Il pleuvait, je roulais à bicyclette vers le cabinet du dentiste, et je me disais qu’avant d’acheter la barque, il faudrait que je passe rapidement mon permis de conduire pour m’acheter, en priorité, une petite automobile.

Si j’étais très fière de faire face seule à tous mes problèmes, j’avais pris la décision, pour l’achat de ma voiture, de demander à Pierre de s’en occuper, car c’était un domaine qui m’était totalement étranger.

Entre La Grenouillère et le cabinet du dentiste, il faut parcourir 7 kilomètres, et j’étais bien trempée en arrivant à destination.

Juste devant le cabinet, il y a un marché couvert, où je me suis réfugiée pour me sécher un peu, et me rendre plus présentable.

Je n’avais pas trop eu le temps de penser à l’entrevue que j’allais avoir, et c’est à l’abri du toit du marché, que j’en réalisais toute l’importance. Encore un grand tournant dans ma vie.

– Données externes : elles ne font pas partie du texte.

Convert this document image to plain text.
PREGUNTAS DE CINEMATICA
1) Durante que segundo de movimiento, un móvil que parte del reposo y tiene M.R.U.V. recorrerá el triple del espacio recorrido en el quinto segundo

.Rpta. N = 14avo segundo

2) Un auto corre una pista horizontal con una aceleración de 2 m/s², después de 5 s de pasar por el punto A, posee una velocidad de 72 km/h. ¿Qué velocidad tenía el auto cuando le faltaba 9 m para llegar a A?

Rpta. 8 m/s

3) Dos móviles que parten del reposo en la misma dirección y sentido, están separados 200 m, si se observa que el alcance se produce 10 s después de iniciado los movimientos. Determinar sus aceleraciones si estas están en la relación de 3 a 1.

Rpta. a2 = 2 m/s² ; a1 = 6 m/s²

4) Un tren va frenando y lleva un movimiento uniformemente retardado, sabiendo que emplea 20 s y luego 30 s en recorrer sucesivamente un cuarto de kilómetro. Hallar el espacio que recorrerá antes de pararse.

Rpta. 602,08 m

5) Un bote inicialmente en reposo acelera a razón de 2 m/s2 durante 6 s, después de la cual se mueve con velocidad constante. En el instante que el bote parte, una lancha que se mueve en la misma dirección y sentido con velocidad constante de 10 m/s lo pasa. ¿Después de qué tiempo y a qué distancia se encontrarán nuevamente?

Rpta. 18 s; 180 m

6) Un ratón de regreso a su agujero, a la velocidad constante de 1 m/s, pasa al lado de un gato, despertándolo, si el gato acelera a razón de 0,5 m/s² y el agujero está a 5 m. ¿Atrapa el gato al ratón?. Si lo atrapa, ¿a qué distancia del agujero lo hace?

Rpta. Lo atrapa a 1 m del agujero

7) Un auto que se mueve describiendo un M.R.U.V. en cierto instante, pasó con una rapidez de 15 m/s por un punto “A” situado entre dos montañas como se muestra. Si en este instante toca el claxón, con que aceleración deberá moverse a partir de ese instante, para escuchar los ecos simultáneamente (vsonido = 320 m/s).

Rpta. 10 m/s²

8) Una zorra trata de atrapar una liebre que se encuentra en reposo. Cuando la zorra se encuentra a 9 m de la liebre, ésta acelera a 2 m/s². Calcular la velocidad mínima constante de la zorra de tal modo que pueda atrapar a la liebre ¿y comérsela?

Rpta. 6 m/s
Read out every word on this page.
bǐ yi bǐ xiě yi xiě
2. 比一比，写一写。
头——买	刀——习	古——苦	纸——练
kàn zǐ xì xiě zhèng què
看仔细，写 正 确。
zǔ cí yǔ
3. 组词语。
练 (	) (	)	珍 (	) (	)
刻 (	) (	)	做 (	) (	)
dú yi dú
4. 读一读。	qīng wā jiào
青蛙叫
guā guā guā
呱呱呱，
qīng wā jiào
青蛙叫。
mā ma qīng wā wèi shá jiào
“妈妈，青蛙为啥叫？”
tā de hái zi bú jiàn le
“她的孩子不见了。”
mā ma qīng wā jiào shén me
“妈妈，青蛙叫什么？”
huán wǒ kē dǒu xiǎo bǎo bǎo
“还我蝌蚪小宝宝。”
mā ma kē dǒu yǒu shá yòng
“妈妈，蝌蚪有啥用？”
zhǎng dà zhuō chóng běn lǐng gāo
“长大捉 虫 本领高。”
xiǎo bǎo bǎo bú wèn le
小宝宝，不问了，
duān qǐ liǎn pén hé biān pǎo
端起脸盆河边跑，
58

Le stress m’envahit peu à peu.

Le dentiste allait me trouver trop jeune ! Mes chances d’être acceptée étaient minimes. Puis l’idée qu’après tout, ce n’était que ma première entrevue sérieuse, et que, si ma candidature n’était pas retenue, ce n’était pas si grave, j‘aurais, si nécessaire, d’autres entretiens, c’est
finalement assez décontractée que je sonnais chez le docteur.

Il m’accueillit avec un grand sourire qui me redonna pleine confiance en moi.

Après m’avoir fait asseoir dans un fauteuil de son salon, il me demanda.

- Vous semblez bien jeune, mademoiselle, quel âge avez-vous ?

Et pan !!! Cela n’avait pas tardé. J’avais prévu que mon âge serait un handicap.

-Je vais avoir 19 ans dans deux mois, docteur.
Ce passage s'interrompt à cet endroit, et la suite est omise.